China has also been systematically encroaching into picturesque Bhutan, with satellite images showing fully-developed Chinese villages well within the world’s only Buddhist kingdom. One such settlement, nine kilometers from the Doklam tri-junction, could provide China access to Bhutan’s key Jhampari Ridge, from where PLA troops could outflank Indian defenses in adjoining Sikkim. Jhampari Ridge would also bring the Siliguri Corridor in the Indian state of West Bengal within PLA artillery range. India considers the sixty-kilometer long and twenty-two-kilometer wide corridor highly strategic because it borders Bhutan, Nepal, and Bangladesh and connects its eight north-eastern states, including Arunachal, with the rest of the country.

Some 200 PLA soldiers also reportedly crossed the LAC in Arunachal’s Tawang area last year to target Indian defenses but turned back without any scuffle. Tawang is particularly contentious for the Chinese, for it was in this town that the 14th Dalai Lama found initial refuge in India after having dodged the Chinese Army on his flight from Tibet’s provincial capital Lhasa in 1959. China has always resented India’s decision to provide sanctuary to the Dalai Lama, whom it does not recognize as the spiritual leader of Tibetan Buddhism.

India nonetheless realizes that while the United States regards it as a vital strategic partner, Washington has not been proactive either politically or militarily in addressing Beijing’s military posturing on its land borders with India.
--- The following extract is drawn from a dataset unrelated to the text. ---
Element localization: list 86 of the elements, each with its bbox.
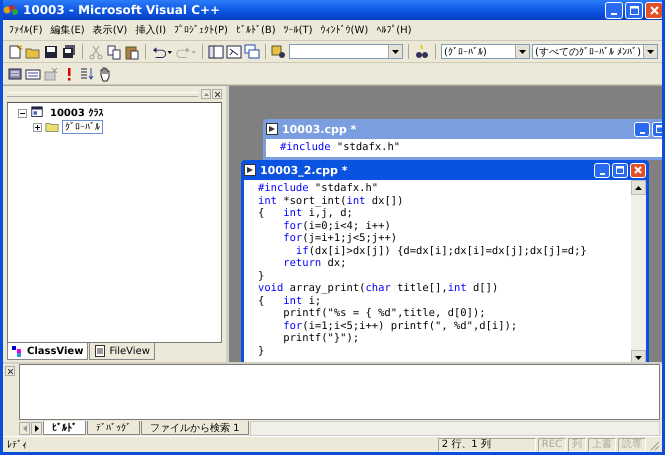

India alone must manage to stand its ground against Chinese aggression.

While Washington is mandated to defend Taiwan, it is clearly not inclined to provide “boots on the ground” support for India, nor does it seek to establish any military bases in or around the country as a counterpoint to Chinese hegemony.

It is this situation that emboldens the People’s Republic of China in its transgressions against India.